PhD defence of Boqi (Percy) Chen – Domain-Driven and Consistent Integration of Large Language Models: An Input-Output Perspective
Abstract
The rapid advancement of large language models (LLMs) has sparked their application across diverse domains, including software engineering (SE). In SE, LLMs have shown strong performance on a range of tasks and enabled the development of practical assistance tools such as GitHub Copilot and Cursor. However, integrating LLMs into complex real-world applications remains a significant challenge, particularly for domain-specific tasks that are underrepresented in LLM training data.
Human domain experts typically follow systematic domain-specific best practices when approaching complex tasks, relying on comprehensive workflows and a variety of domain-specific tools. To enhance LLMs’ ability to handle such tasks, existing research has focused on integrating these expert practices into LLM-based applications. Practical frameworks like LangChain and LangGraph have been proposed to support this integration by enabling the construction of domain-specific workflows. However, the workflow representations in these frameworks remain limited in their expressiveness, often lacking modularity and the capacity to model complex behaviors.

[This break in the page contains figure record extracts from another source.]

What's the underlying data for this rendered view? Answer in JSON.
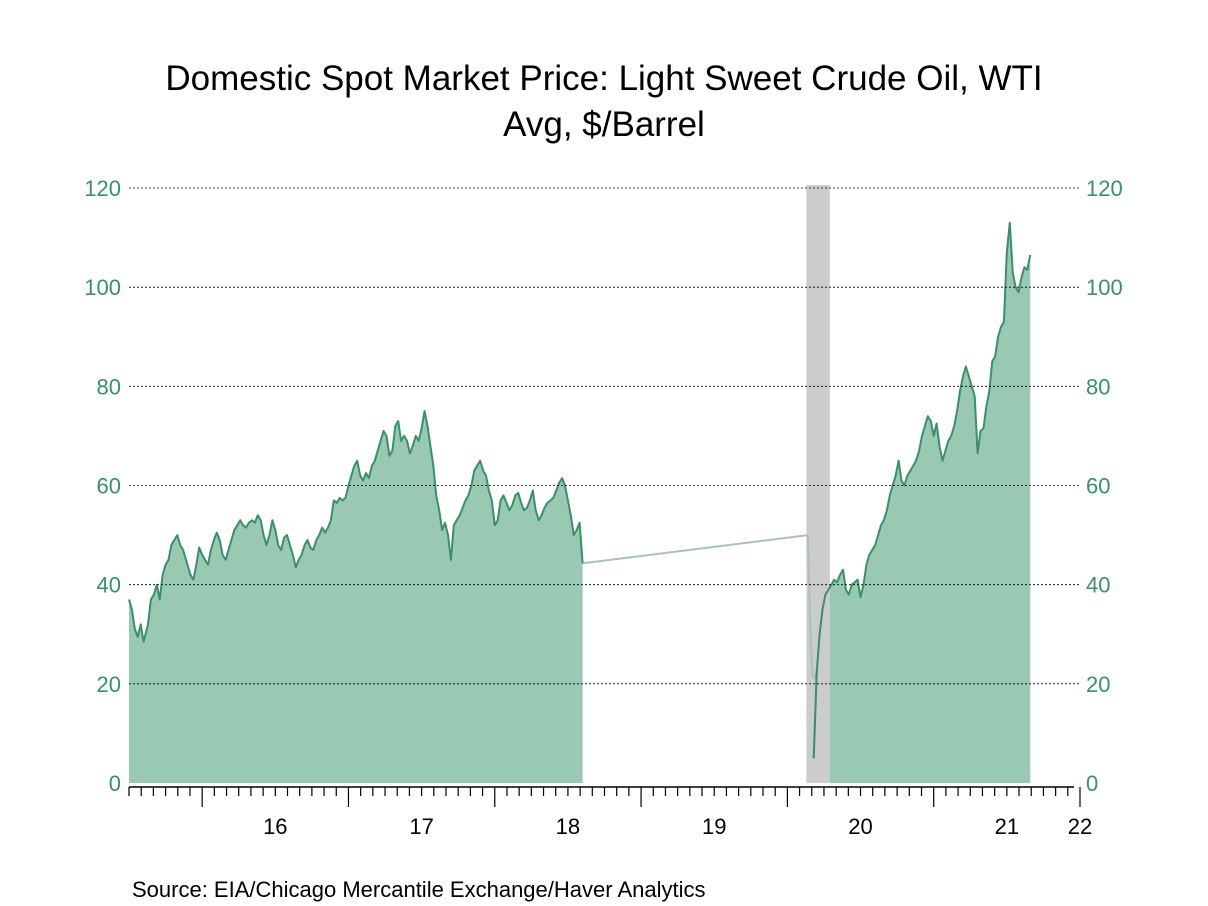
{
  "colors": {
    "fill": "#9ac9b3",
    "line": "#3a9068",
    "axis_text": "#3a9068",
    "recession_band": "#cccccc",
    "recession_line": "#a9c2b7",
    "grid": "#000000"
  },
  "chart_data": {
    "type": "area",
    "title": "Domestic Spot Market Price: Light Sweet Crude Oil, WTI",
    "subtitle": "Avg, $/Barrel",
    "source": "Source:  EIA/Chicago Mercantile Exchange/Haver Analytics",
    "xlabel": "",
    "ylabel": "",
    "x_tick_labels": [
      "16",
      "17",
      "18",
      "19",
      "20",
      "21",
      "22"
    ],
    "x_tick_years": [
      2016,
      2017,
      2018,
      2019,
      2020,
      2021,
      2022
    ],
    "xlim": [
      2015.5,
      2022.0
    ],
    "ylim": [
      0,
      120
    ],
    "y_ticks": [
      0,
      20,
      40,
      60,
      80,
      100,
      120
    ],
    "grid": "horizontal dotted",
    "y_axis": "both sides",
    "recession_shading": {
      "start": 2020.13,
      "end": 2020.29
    },
    "series": [
      {
        "points": [
          [
            2015.5,
            37
          ],
          [
            2015.52,
            35
          ],
          [
            2015.54,
            31
          ],
          [
            2015.56,
            29.5
          ],
          [
            2015.58,
            32
          ],
          [
            2015.6,
            28.5
          ],
          [
            2015.63,
            32
          ],
          [
            2015.65,
            37
          ],
          [
            2015.67,
            38
          ],
          [
            2015.69,
            40
          ],
          [
            2015.71,
            37
          ],
          [
            2015.73,
            42
          ],
          [
            2015.75,
            44
          ],
          [
            2015.77,
            45
          ],
          [
            2015.79,
            48
          ],
          [
            2015.81,
            49
          ],
          [
            2015.83,
            50
          ],
          [
            2015.85,
            48
          ],
          [
            2015.87,
            47
          ],
          [
            2015.89,
            45
          ],
          [
            2015.92,
            42
          ],
          [
            2015.94,
            41
          ],
          [
            2015.96,
            44
          ],
          [
            2015.98,
            47.5
          ],
          [
            2016.0,
            46
          ],
          [
            2016.02,
            45
          ],
          [
            2016.04,
            44
          ],
          [
            2016.06,
            47
          ],
          [
            2016.08,
            49
          ],
          [
            2016.1,
            50.5
          ],
          [
            2016.12,
            49
          ],
          [
            2016.14,
            46
          ],
          [
            2016.16,
            45
          ],
          [
            2016.18,
            47
          ],
          [
            2016.2,
            49
          ],
          [
            2016.22,
            51
          ],
          [
            2016.24,
            52
          ],
          [
            2016.26,
            53
          ],
          [
            2016.28,
            52
          ],
          [
            2016.3,
            51.5
          ],
          [
            2016.32,
            52.5
          ],
          [
            2016.34,
            53
          ],
          [
            2016.36,
            52.5
          ],
          [
            2016.38,
            54
          ],
          [
            2016.4,
            53
          ],
          [
            2016.42,
            50
          ],
          [
            2016.44,
            48
          ],
          [
            2016.46,
            50
          ],
          [
            2016.48,
            53
          ],
          [
            2016.5,
            51
          ],
          [
            2016.52,
            48
          ],
          [
            2016.54,
            47
          ],
          [
            2016.56,
            49.5
          ],
          [
            2016.58,
            50
          ],
          [
            2016.6,
            48
          ],
          [
            2016.62,
            46
          ],
          [
            2016.64,
            43.5
          ],
          [
            2016.66,
            45
          ],
          [
            2016.68,
            46
          ],
          [
            2016.7,
            48
          ],
          [
            2016.72,
            49
          ],
          [
            2016.74,
            47.5
          ],
          [
            2016.76,
            47
          ],
          [
            2016.78,
            49
          ],
          [
            2016.8,
            50
          ],
          [
            2016.82,
            51.5
          ],
          [
            2016.84,
            50.5
          ],
          [
            2016.86,
            51.5
          ],
          [
            2016.88,
            53
          ],
          [
            2016.9,
            57
          ],
          [
            2016.92,
            56.5
          ],
          [
            2016.94,
            57.5
          ],
          [
            2016.96,
            57
          ],
          [
            2016.98,
            57.5
          ],
          [
            2017.0,
            60
          ],
          [
            2017.02,
            62
          ],
          [
            2017.04,
            64
          ],
          [
            2017.06,
            65
          ],
          [
            2017.08,
            62
          ],
          [
            2017.1,
            61
          ],
          [
            2017.12,
            62.5
          ],
          [
            2017.14,
            61.5
          ],
          [
            2017.16,
            64
          ],
          [
            2017.18,
            65
          ],
          [
            2017.2,
            67
          ],
          [
            2017.22,
            69
          ],
          [
            2017.24,
            71
          ],
          [
            2017.26,
            70
          ],
          [
            2017.28,
            66
          ],
          [
            2017.3,
            67
          ],
          [
            2017.32,
            72
          ],
          [
            2017.34,
            73
          ],
          [
            2017.36,
            69
          ],
          [
            2017.38,
            70
          ],
          [
            2017.4,
            69
          ],
          [
            2017.42,
            66.5
          ],
          [
            2017.44,
            68
          ],
          [
            2017.46,
            70
          ],
          [
            2017.48,
            69
          ],
          [
            2017.5,
            71.5
          ],
          [
            2017.52,
            75
          ],
          [
            2017.54,
            72
          ],
          [
            2017.56,
            68
          ],
          [
            2017.58,
            64
          ],
          [
            2017.6,
            58
          ],
          [
            2017.62,
            55
          ],
          [
            2017.64,
            51
          ],
          [
            2017.66,
            52.5
          ],
          [
            2017.68,
            50
          ],
          [
            2017.7,
            45
          ],
          [
            2017.72,
            52
          ],
          [
            2017.74,
            53
          ],
          [
            2017.76,
            54
          ],
          [
            2017.78,
            55.5
          ],
          [
            2017.8,
            57
          ],
          [
            2017.82,
            58
          ],
          [
            2017.84,
            60
          ],
          [
            2017.86,
            63
          ],
          [
            2017.88,
            64
          ],
          [
            2017.9,
            65
          ],
          [
            2017.92,
            63
          ],
          [
            2017.94,
            62
          ],
          [
            2017.96,
            59
          ],
          [
            2017.98,
            57
          ],
          [
            2018.0,
            52
          ],
          [
            2018.02,
            53
          ],
          [
            2018.04,
            57
          ],
          [
            2018.06,
            58
          ],
          [
            2018.08,
            56.5
          ],
          [
            2018.1,
            55
          ],
          [
            2018.12,
            56
          ],
          [
            2018.14,
            58
          ],
          [
            2018.16,
            58.5
          ],
          [
            2018.18,
            56.5
          ],
          [
            2018.2,
            55
          ],
          [
            2018.22,
            55.5
          ],
          [
            2018.24,
            57
          ],
          [
            2018.26,
            59
          ],
          [
            2018.28,
            55
          ],
          [
            2018.3,
            53
          ],
          [
            2018.32,
            54
          ],
          [
            2018.34,
            55.5
          ],
          [
            2018.36,
            56.5
          ],
          [
            2018.38,
            57
          ],
          [
            2018.4,
            57.5
          ],
          [
            2018.42,
            59
          ],
          [
            2018.44,
            60.5
          ],
          [
            2018.46,
            61.5
          ],
          [
            2018.48,
            60
          ],
          [
            2018.5,
            57
          ],
          [
            2018.52,
            54
          ],
          [
            2018.54,
            50
          ],
          [
            2018.56,
            51
          ],
          [
            2018.58,
            52.5
          ],
          [
            2018.6,
            44.3
          ]
        ]
      },
      {
        "points": [
          [
            2020.18,
            5
          ],
          [
            2020.2,
            22
          ],
          [
            2020.22,
            30
          ],
          [
            2020.24,
            35
          ],
          [
            2020.26,
            38
          ],
          [
            2020.28,
            39
          ],
          [
            2020.3,
            40
          ],
          [
            2020.32,
            41
          ],
          [
            2020.34,
            40.5
          ],
          [
            2020.36,
            42
          ],
          [
            2020.38,
            43
          ],
          [
            2020.4,
            39
          ],
          [
            2020.42,
            38
          ],
          [
            2020.44,
            40
          ],
          [
            2020.46,
            40.5
          ],
          [
            2020.48,
            41
          ],
          [
            2020.5,
            37.5
          ],
          [
            2020.52,
            40
          ],
          [
            2020.54,
            44
          ],
          [
            2020.56,
            46
          ],
          [
            2020.58,
            47
          ],
          [
            2020.6,
            48
          ],
          [
            2020.62,
            50
          ],
          [
            2020.64,
            52
          ],
          [
            2020.66,
            53
          ],
          [
            2020.68,
            55
          ],
          [
            2020.7,
            58
          ],
          [
            2020.72,
            60
          ],
          [
            2020.74,
            62
          ],
          [
            2020.76,
            65
          ],
          [
            2020.78,
            61
          ],
          [
            2020.8,
            60
          ],
          [
            2020.82,
            62
          ],
          [
            2020.84,
            63
          ],
          [
            2020.86,
            64
          ],
          [
            2020.88,
            65
          ],
          [
            2020.9,
            67
          ],
          [
            2020.92,
            70
          ],
          [
            2020.94,
            72
          ],
          [
            2020.96,
            74
          ],
          [
            2020.98,
            73
          ],
          [
            2021.0,
            70
          ],
          [
            2021.02,
            72.5
          ],
          [
            2021.04,
            68
          ],
          [
            2021.06,
            65
          ],
          [
            2021.08,
            67
          ],
          [
            2021.1,
            69
          ],
          [
            2021.12,
            70
          ],
          [
            2021.14,
            72
          ],
          [
            2021.16,
            75
          ],
          [
            2021.18,
            79
          ],
          [
            2021.2,
            82
          ],
          [
            2021.22,
            84
          ],
          [
            2021.24,
            82
          ],
          [
            2021.26,
            80
          ],
          [
            2021.28,
            78
          ],
          [
            2021.3,
            66.5
          ],
          [
            2021.32,
            71
          ],
          [
            2021.34,
            71.5
          ],
          [
            2021.36,
            76
          ],
          [
            2021.38,
            79
          ],
          [
            2021.4,
            85
          ],
          [
            2021.42,
            86
          ],
          [
            2021.44,
            90
          ],
          [
            2021.46,
            92
          ],
          [
            2021.48,
            93
          ],
          [
            2021.5,
            107
          ],
          [
            2021.52,
            113
          ],
          [
            2021.54,
            103
          ],
          [
            2021.56,
            100
          ],
          [
            2021.58,
            99
          ],
          [
            2021.6,
            102
          ],
          [
            2021.62,
            104
          ],
          [
            2021.64,
            103.5
          ],
          [
            2021.66,
            106.5
          ]
        ]
      }
    ]
  }
}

Furthermore, domain-specific tools often impose strict constraints on input data. To integrate LLMs with such tools effectively, it is essential to ensure that LLM-generated outputs conform to these constraints. However, the inherent nondeterminism of LLMs poses a significant challenge in achieving consistent outputs with respect to the constraints. While existing research has explored techniques such as constrained decoding to improve output consistency, these methods primarily target simple output formats and do not extend to more complex structures like graphs. Additionally, the relationship between consistency and the overall quality of LLM-generated outputs, particularly in graphs, remains insufficiently understood.

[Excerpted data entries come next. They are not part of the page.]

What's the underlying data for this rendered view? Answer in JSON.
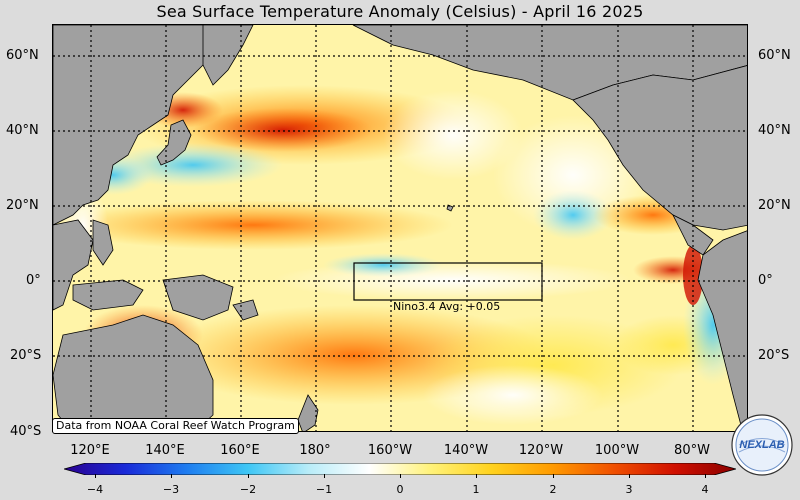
{
  "title": "Sea Surface Temperature Anomaly (Celsius) - April 16 2025",
  "lat_labels": [
    "60°N",
    "40°N",
    "20°N",
    "0°",
    "20°S",
    "40°S"
  ],
  "lon_labels": [
    "120°E",
    "140°E",
    "160°E",
    "180°",
    "160°W",
    "140°W",
    "120°W",
    "100°W",
    "80°W"
  ],
  "nino_box_label": "Nino3.4 Avg: +0.05",
  "source_note": "Data from NOAA Coral Reef Watch Program",
  "colorbar": {
    "ticks": [
      "−4",
      "−3",
      "−2",
      "−1",
      "0",
      "1",
      "2",
      "3",
      "4"
    ],
    "min": -4,
    "max": 4,
    "colors": [
      "#2a0090",
      "#1a2ad8",
      "#1e7cf0",
      "#3ec6f5",
      "#b8ecf8",
      "#ffffff",
      "#fff27a",
      "#ffd21e",
      "#ff9a00",
      "#f05000",
      "#d01000",
      "#8a0000"
    ]
  },
  "logo_text": "NEXLAB",
  "map": {
    "lon_range": [
      "110°E",
      "70°W"
    ],
    "lat_range": [
      "40°S",
      "68°N"
    ],
    "grid": "dotted 20° lat/lon",
    "nino34_region": {
      "lat": [
        -5,
        5
      ],
      "lon": [
        "170°W",
        "120°W"
      ]
    },
    "land_color": "#a0a0a0"
  }
}
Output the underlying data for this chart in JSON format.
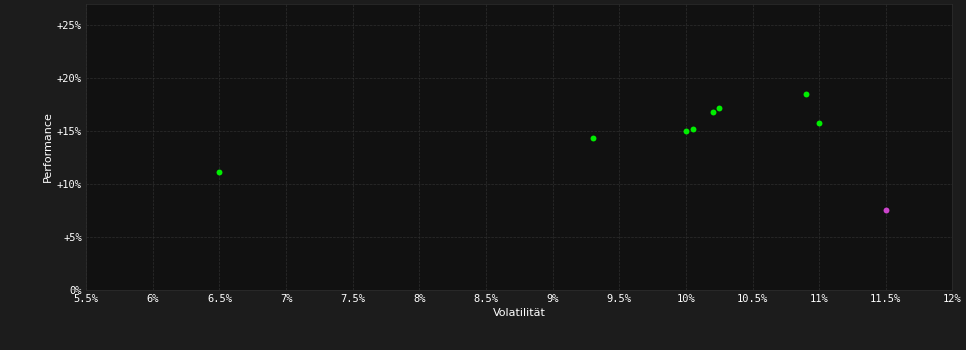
{
  "background_color": "#1c1c1c",
  "plot_bg_color": "#111111",
  "grid_color": "#2e2e2e",
  "text_color": "#ffffff",
  "xlabel": "Volatilität",
  "ylabel": "Performance",
  "xlim": [
    0.055,
    0.12
  ],
  "ylim": [
    0.0,
    0.27
  ],
  "xticks": [
    0.055,
    0.06,
    0.065,
    0.07,
    0.075,
    0.08,
    0.085,
    0.09,
    0.095,
    0.1,
    0.105,
    0.11,
    0.115,
    0.12
  ],
  "yticks": [
    0.0,
    0.05,
    0.1,
    0.15,
    0.2,
    0.25
  ],
  "ytick_labels": [
    "0%",
    "+5%",
    "+10%",
    "+15%",
    "+20%",
    "+25%"
  ],
  "xtick_labels": [
    "5.5%",
    "6%",
    "6.5%",
    "7%",
    "7.5%",
    "8%",
    "8.5%",
    "9%",
    "9.5%",
    "10%",
    "10.5%",
    "11%",
    "11.5%",
    "12%"
  ],
  "green_points": [
    [
      0.065,
      0.111
    ],
    [
      0.093,
      0.143
    ],
    [
      0.1,
      0.15
    ],
    [
      0.1005,
      0.152
    ],
    [
      0.102,
      0.168
    ],
    [
      0.1025,
      0.172
    ],
    [
      0.109,
      0.185
    ],
    [
      0.11,
      0.158
    ]
  ],
  "magenta_points": [
    [
      0.115,
      0.075
    ]
  ],
  "green_color": "#00ee00",
  "magenta_color": "#cc44cc",
  "marker_size": 18,
  "font_size_axis_label": 8,
  "font_size_tick": 7.5
}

In this thesis, I propose two systematic approaches to address the challenges of workflow representation and output consistency in LLM-based applications. The contributions are organized around two high-level research questions. To tackle the first challenge on workflow representation (HRQ1), I introduce SHERPA, a framework that models domain-specific workflows as state machines, facilitating the integration of LLMs with domain-specific tools. This framework decouples workflow representation from its concrete implementation, supporting a modular and flexible design of LLM-based applications. Systematic evaluation demonstrates that SHERPA enables rapid experimentation with diverse workflows, leading to improved task performance and a better balance between cost and effectiveness.

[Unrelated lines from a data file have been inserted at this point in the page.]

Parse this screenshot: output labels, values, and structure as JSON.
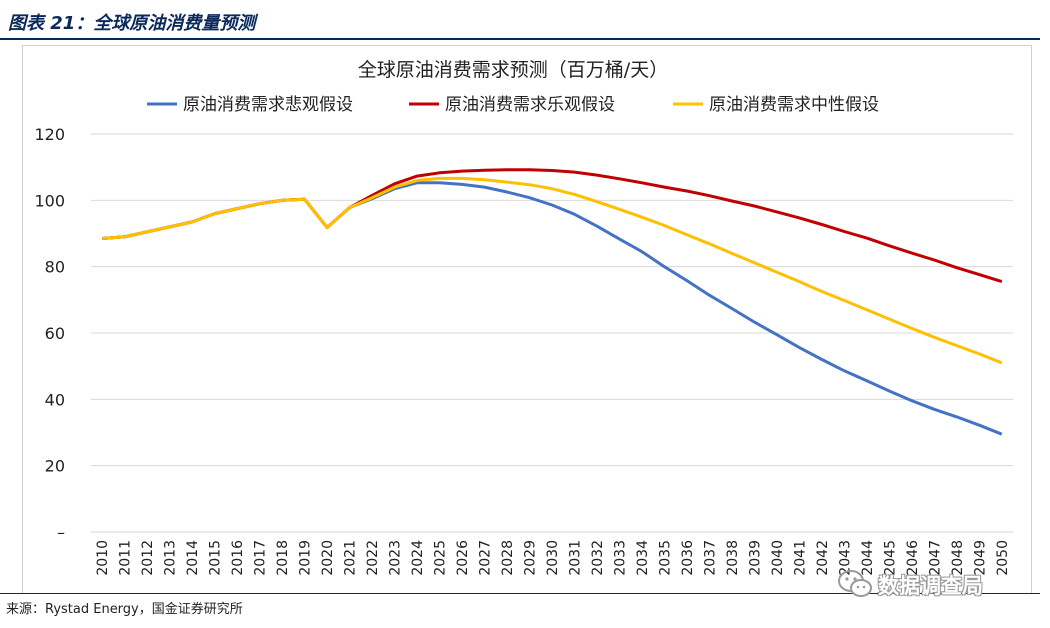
{
  "figure": {
    "title": "图表 21：全球原油消费量预测",
    "source": "来源：Rystad Energy，国金证券研究所"
  },
  "watermark": {
    "text": "数据调查局",
    "icon": "wechat-logo-icon"
  },
  "colors": {
    "pessimistic": "#4472c4",
    "optimistic": "#c00000",
    "neutral": "#ffc000",
    "header": "#0b2a5c",
    "grid": "#d9d9d9"
  },
  "chart_data": {
    "type": "line",
    "title": "全球原油消费需求预测（百万桶/天）",
    "xlabel": "",
    "ylabel": "",
    "ylim": [
      0,
      120
    ],
    "yticks": [
      0,
      20,
      40,
      60,
      80,
      100,
      120
    ],
    "ytick_labels": [
      "–",
      "20",
      "40",
      "60",
      "80",
      "100",
      "120"
    ],
    "grid": true,
    "legend_position": "top",
    "x": [
      2010,
      2011,
      2012,
      2013,
      2014,
      2015,
      2016,
      2017,
      2018,
      2019,
      2020,
      2021,
      2022,
      2023,
      2024,
      2025,
      2026,
      2027,
      2028,
      2029,
      2030,
      2031,
      2032,
      2033,
      2034,
      2035,
      2036,
      2037,
      2038,
      2039,
      2040,
      2041,
      2042,
      2043,
      2044,
      2045,
      2046,
      2047,
      2048,
      2049,
      2050
    ],
    "series": [
      {
        "name": "原油消费需求悲观假设",
        "color": "#4472c4",
        "values": [
          88.5,
          89.0,
          90.5,
          92.0,
          93.5,
          96.0,
          97.5,
          99.0,
          100.0,
          100.3,
          91.8,
          97.8,
          100.5,
          103.5,
          105.3,
          105.3,
          104.8,
          104.0,
          102.5,
          100.8,
          98.6,
          95.8,
          92.2,
          88.3,
          84.5,
          80.0,
          75.8,
          71.4,
          67.4,
          63.3,
          59.5,
          55.6,
          52.0,
          48.6,
          45.6,
          42.5,
          39.6,
          37.0,
          34.7,
          32.2,
          29.5
        ]
      },
      {
        "name": "原油消费需求乐观假设",
        "color": "#c00000",
        "values": [
          88.5,
          89.0,
          90.5,
          92.0,
          93.5,
          96.0,
          97.5,
          99.0,
          100.0,
          100.3,
          91.8,
          97.8,
          101.5,
          105.0,
          107.3,
          108.3,
          108.8,
          109.1,
          109.2,
          109.2,
          109.0,
          108.5,
          107.6,
          106.5,
          105.3,
          104.0,
          102.8,
          101.4,
          99.8,
          98.3,
          96.5,
          94.7,
          92.7,
          90.6,
          88.6,
          86.3,
          84.1,
          82.0,
          79.7,
          77.6,
          75.5
        ]
      },
      {
        "name": "原油消费需求中性假设",
        "color": "#ffc000",
        "values": [
          88.5,
          89.0,
          90.5,
          92.0,
          93.5,
          96.0,
          97.5,
          99.0,
          100.0,
          100.3,
          91.8,
          97.8,
          100.8,
          104.0,
          106.0,
          106.6,
          106.6,
          106.2,
          105.5,
          104.7,
          103.5,
          101.8,
          99.6,
          97.3,
          94.9,
          92.4,
          89.6,
          86.9,
          84.0,
          81.2,
          78.3,
          75.5,
          72.5,
          69.8,
          67.0,
          64.2,
          61.4,
          58.7,
          56.2,
          53.7,
          51.0
        ]
      }
    ]
  }
}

To address the second challenge on output consistency (HRQ2), I propose AbsCon, a framework designed to ensure the consistency of LLM-generated graphs by leveraging the nondeterministic nature of LLMs. Generalizing a constraint optimization-based approach that I originally proposed for scene graph generation, AbsCon guarantees that the generated graphs satisfy domain-specific constraints. Evaluation results further demonstrate that enforcing such consistency also significantly improves the overall quality of the generated graphs when compared to human-constructed ground truths.